Form ADT – 2 requires the following information:
- Details indicating the grounds for seeking removal of auditor.
- Whether the accounts have been qualified during last three years (if yes, give details).
- Details of opportunity given to auditor concerned for being heard.
- Whether any civil or criminal proceedings are pending between the company and the concerned officers. Yes / No. If yes, give complete details.
- Date of appointment of the concerned auditor and SRN of notice of his appointment and period for which the auditor was appointed.
- Whether any special notice has been received for removal of auditors. Yes or No. If yes, the date of receipt of notice and the percentage of capital held by the members giving such notice or percentage of the number of members in case of company limited by members.
- Whether all due audit fee has been paid to the concerned auditors. If no, mention the amount of arrears.
- Details of other services been rendered by such auditors to the company.
- Pendency of Audit i.e, number of financial years for which audit is pending.
- Stage of accounts of the company for each of such financial year i.e, yet to be approved by the Board or approved by the Board but yet to be handed over to auditors or approved by the Board, handed over to auditors but audit not yet completed or audit completed, draft report not yet given by the auditors.
- Whether there is any dispute with regard to the Books of Accounts in the possession of auditors but not delivered back to the company. Yes or No.

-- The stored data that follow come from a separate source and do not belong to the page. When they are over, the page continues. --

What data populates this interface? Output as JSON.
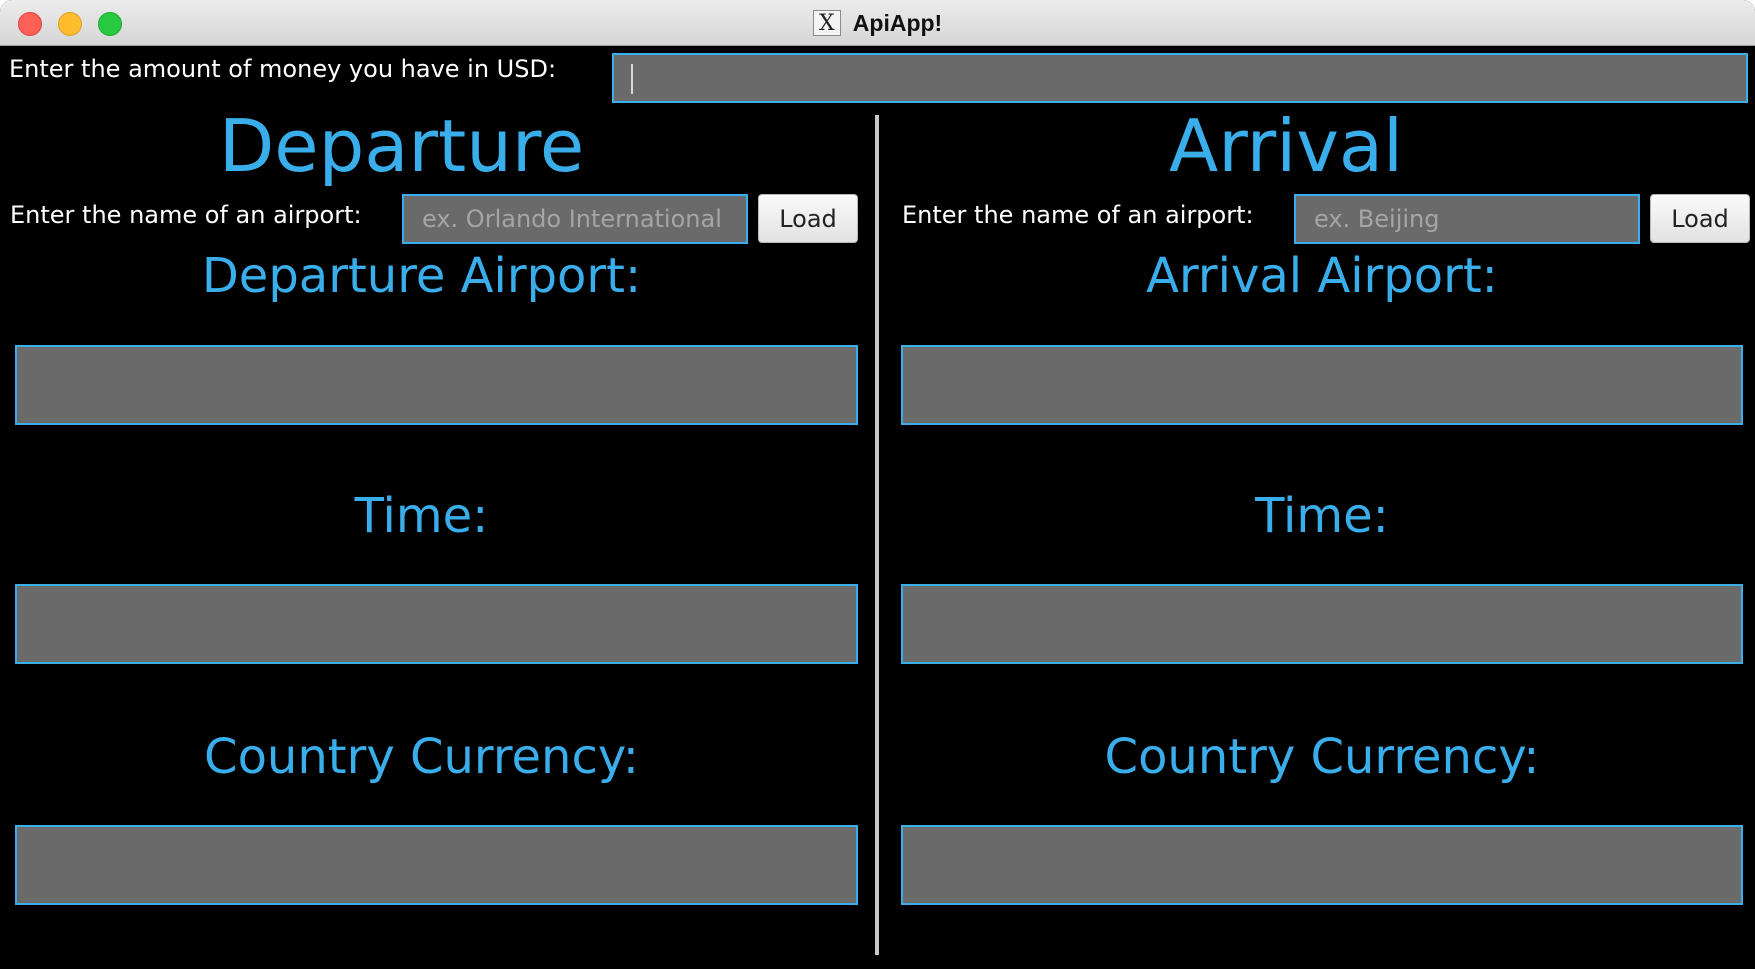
{
  "window": {
    "title": "ApiApp!",
    "icon": "x11-icon"
  },
  "usd": {
    "label": "Enter the amount of money you have in USD:",
    "value": ""
  },
  "departure": {
    "heading": "Departure",
    "airport_label": "Enter the name of an airport:",
    "airport_placeholder": "ex. Orlando International",
    "load_label": "Load",
    "airport_section": "Departure Airport:",
    "time_section": "Time:",
    "currency_section": "Country Currency:"
  },
  "arrival": {
    "heading": "Arrival",
    "airport_label": "Enter the name of an airport:",
    "airport_placeholder": "ex. Beijing",
    "load_label": "Load",
    "airport_section": "Arrival Airport:",
    "time_section": "Time:",
    "currency_section": "Country Currency:"
  },
  "colors": {
    "accent": "#3aaeea",
    "field_bg": "#6a6a6a",
    "background": "#000000"
  }
}
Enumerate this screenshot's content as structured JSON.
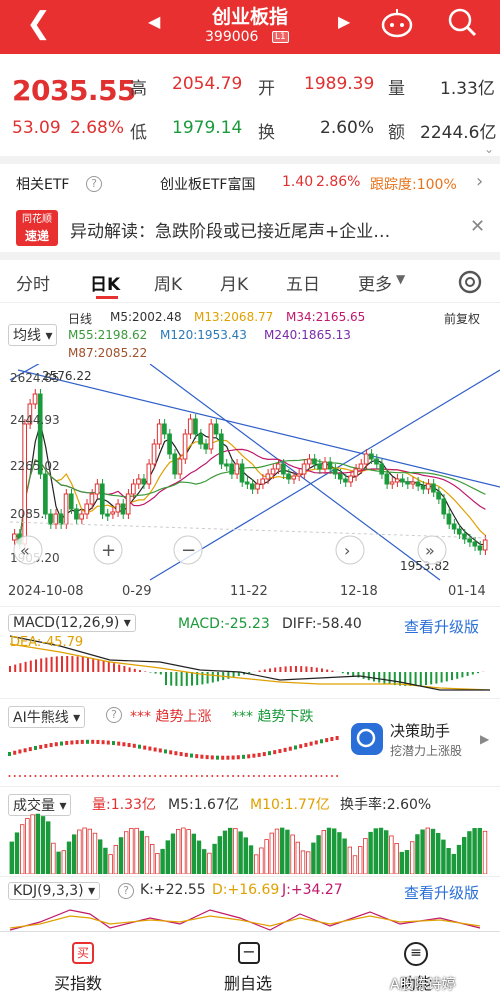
{
  "header": {
    "back_icon": "chevron-left-icon",
    "title": "创业板指",
    "code": "399006",
    "level_badge": "L1",
    "prev": "◀",
    "next": "▶",
    "robot_icon": "robot-icon",
    "search_icon": "search-icon"
  },
  "quote": {
    "price": "2035.55",
    "change": "53.09",
    "change_pct": "2.68%",
    "high_label": "高",
    "high": "2054.79",
    "open_label": "开",
    "open": "1989.39",
    "vol_label": "量",
    "vol": "1.33亿",
    "low_label": "低",
    "low": "1979.14",
    "turn_label": "换",
    "turn": "2.60%",
    "amt_label": "额",
    "amt": "2244.6亿"
  },
  "etf": {
    "label": "相关ETF",
    "name": "创业板ETF富国",
    "price": "1.40",
    "pct": "2.86%",
    "track": "跟踪度:100%"
  },
  "news": {
    "logo_top": "同花顺",
    "logo_bottom": "速递",
    "text": "异动解读：急跌阶段或已接近尾声+企业…"
  },
  "tabs": [
    "分时",
    "日K",
    "周K",
    "月K",
    "五日",
    "更多"
  ],
  "kline": {
    "ma_select": "均线",
    "period": "日线",
    "right_label": "前复权",
    "ma5": "M5:2002.48",
    "ma13": "M13:2068.77",
    "ma34": "M34:2165.65",
    "ma55": "M55:2198.62",
    "ma120": "M120:1953.43",
    "ma240": "M240:1865.13",
    "ma87": "M87:2085.22",
    "y_labels": [
      "2624.85",
      "2444.93",
      "2265.02",
      "2085.",
      "1905.20"
    ],
    "high_mark": "2576.22",
    "low_mark": "1953.82",
    "dates": [
      "2024-10-08",
      "0-29",
      "11-22",
      "12-18",
      "01-14"
    ]
  },
  "macd": {
    "select": "MACD(12,26,9)",
    "macd": "MACD:-25.23",
    "diff": "DIFF:-58.40",
    "dea": "DEA:-45.79",
    "upgrade": "查看升级版"
  },
  "ai": {
    "select": "AI牛熊线",
    "up": "趋势上涨",
    "down": "趋势下跌",
    "helper_title": "决策助手",
    "helper_sub": "挖潜力上涨股"
  },
  "volume": {
    "select": "成交量",
    "vol": "量:1.33亿",
    "m5": "M5:1.67亿",
    "m10": "M10:1.77亿",
    "turn": "换手率:2.60%"
  },
  "kdj": {
    "select": "KDJ(9,3,3)",
    "k": "K:+22.55",
    "d": "D:+16.69",
    "j": "J:+34.27",
    "upgrade": "查看升级版"
  },
  "bottom": {
    "buy": "买指数",
    "buy_icon": "buy-icon",
    "remove": "删自选",
    "remove_icon": "minus-square-icon",
    "func": "功能",
    "func_icon": "menu-icon",
    "watermark": "A股陈诗婷"
  }
}
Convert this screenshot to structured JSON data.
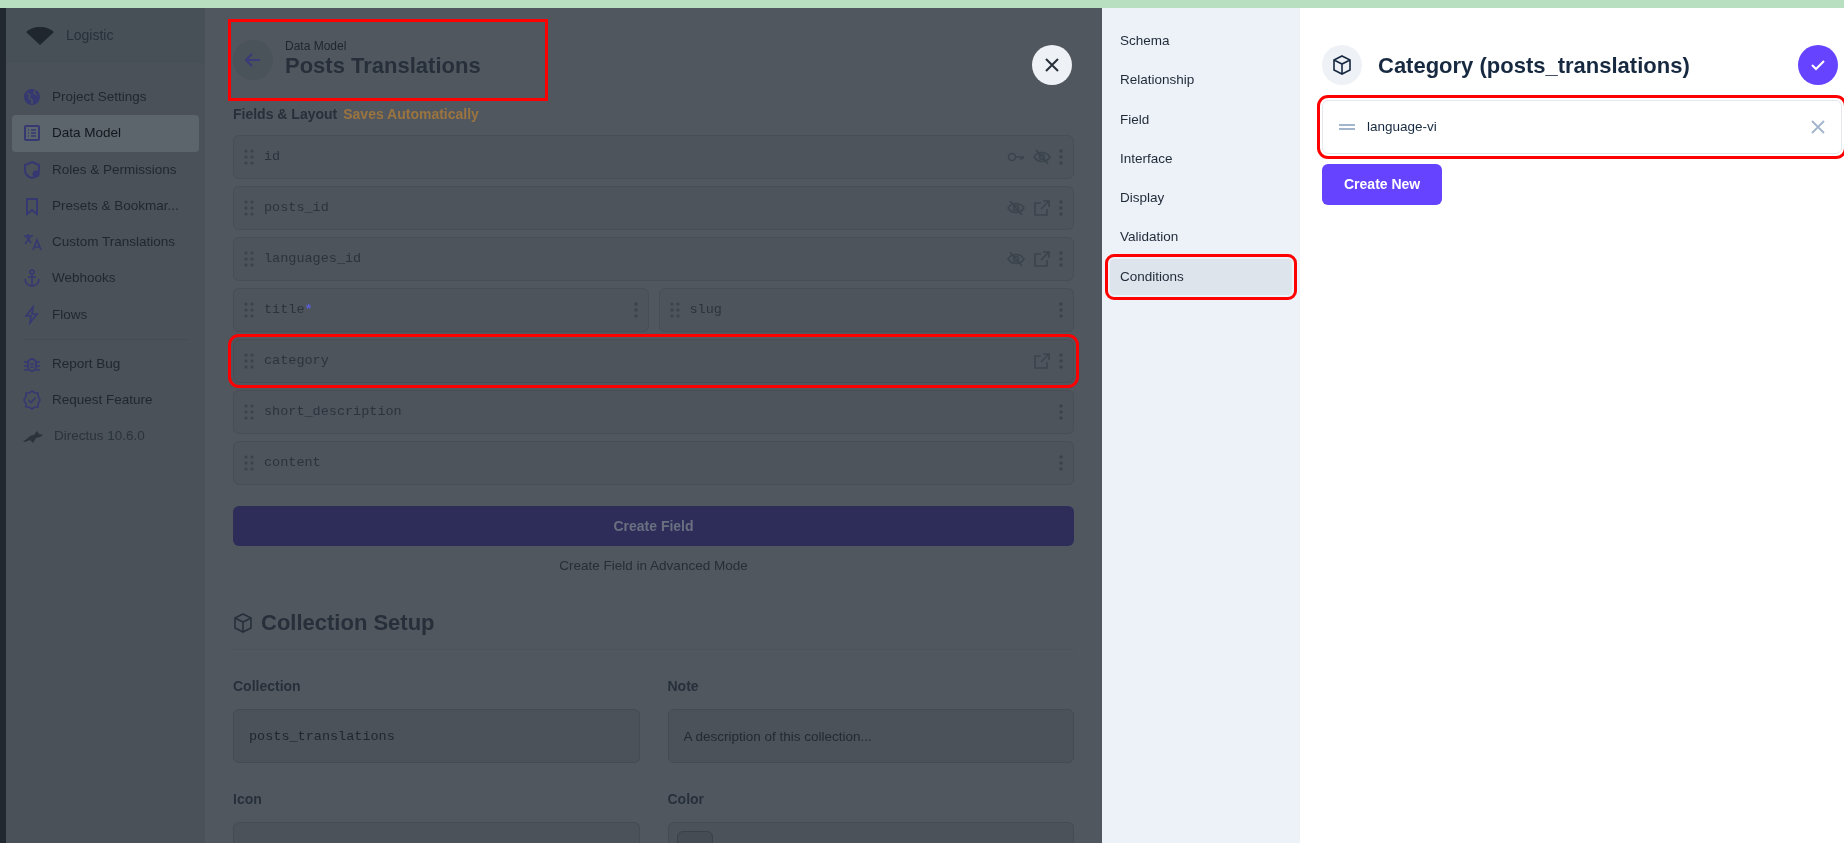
{
  "sidebar": {
    "project": "Logistic",
    "items": [
      {
        "label": "Project Settings",
        "kind": "globe",
        "selected": false
      },
      {
        "label": "Data Model",
        "kind": "list",
        "selected": true
      },
      {
        "label": "Roles & Permissions",
        "kind": "shield",
        "selected": false
      },
      {
        "label": "Presets & Bookmar...",
        "kind": "bookmark",
        "selected": false
      },
      {
        "label": "Custom Translations",
        "kind": "translate",
        "selected": false
      },
      {
        "label": "Webhooks",
        "kind": "anchor",
        "selected": false
      },
      {
        "label": "Flows",
        "kind": "bolt",
        "selected": false
      }
    ],
    "help_items": [
      {
        "label": "Report Bug",
        "kind": "bug"
      },
      {
        "label": "Request Feature",
        "kind": "badge"
      }
    ],
    "version": "Directus 10.6.0"
  },
  "header": {
    "breadcrumb": "Data Model",
    "title": "Posts Translations",
    "highlighted": true
  },
  "fields_heading": {
    "title": "Fields & Layout",
    "note": "Saves Automatically"
  },
  "field_rows": [
    [
      {
        "name": "id",
        "actions": [
          {
            "kind": "key"
          },
          {
            "kind": "hidden"
          }
        ],
        "highlighted": false
      }
    ],
    [
      {
        "name": "posts_id",
        "actions": [
          {
            "kind": "hidden"
          },
          {
            "kind": "open"
          }
        ],
        "highlighted": false
      }
    ],
    [
      {
        "name": "languages_id",
        "actions": [
          {
            "kind": "hidden"
          },
          {
            "kind": "open"
          }
        ],
        "highlighted": false
      }
    ],
    [
      {
        "name": "title",
        "marker": "*",
        "highlighted": false
      },
      {
        "name": "slug",
        "highlighted": false
      }
    ],
    [
      {
        "name": "category",
        "actions": [
          {
            "kind": "open"
          }
        ],
        "highlighted": true
      }
    ],
    [
      {
        "name": "short_description",
        "highlighted": false
      }
    ],
    [
      {
        "name": "content",
        "highlighted": false
      }
    ]
  ],
  "create_field_button": "Create Field",
  "advanced_link": "Create Field in Advanced Mode",
  "collection_setup": {
    "title": "Collection Setup",
    "fields": [
      {
        "label": "Collection",
        "value": "posts_translations"
      },
      {
        "label": "Note",
        "placeholder": "A description of this collection..."
      },
      {
        "label": "Icon"
      },
      {
        "label": "Color",
        "kind": "color"
      }
    ]
  },
  "drawer": {
    "nav": [
      {
        "label": "Schema",
        "selected": false,
        "highlighted": false
      },
      {
        "label": "Relationship",
        "selected": false,
        "highlighted": false
      },
      {
        "label": "Field",
        "selected": false,
        "highlighted": false
      },
      {
        "label": "Interface",
        "selected": false,
        "highlighted": false
      },
      {
        "label": "Display",
        "selected": false,
        "highlighted": false
      },
      {
        "label": "Validation",
        "selected": false,
        "highlighted": false
      },
      {
        "label": "Conditions",
        "selected": true,
        "highlighted": true
      }
    ],
    "title": "Category (posts_translations)",
    "items": [
      {
        "label": "language-vi",
        "highlighted": true
      }
    ],
    "create_button": "Create New"
  }
}
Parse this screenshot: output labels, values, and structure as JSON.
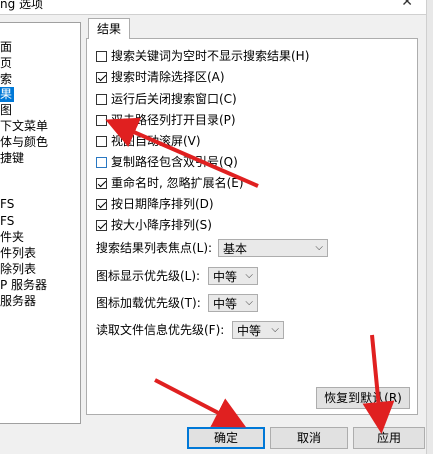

B. Resignation by Auditor:
In case the Auditor has resigned from the company he shall file a Form ADT-3 of the Companies (Audit & Auditors) Rules, 2014 within thirty days from the date of resignation.
Where the company is a Government Company or other company owned or controlled, directly or indirectly by the Central Government, the auditor shall also file a statement with the Form ADT-3 with the Comptroller and Auditor General of India (who appointed him in this case), indicating the reasons and other facts as may be relevant with regard to his resignation.
The onus to file such statement containing relevant facts and reasons for resignation is on the resigning auditor and it is punishable with monetary fine which could be minimum Rs. 50,000 and Maximum Rs. 5 lakh.
Form ADT–3 require following information:
- Category of Auditor Individual/ Firm:
- Income Tax PAN of auditor or auditor’s firm.
- Name of the auditor or auditor’s firm.
- Membership Number of auditor or auditor’s firm’s registration number.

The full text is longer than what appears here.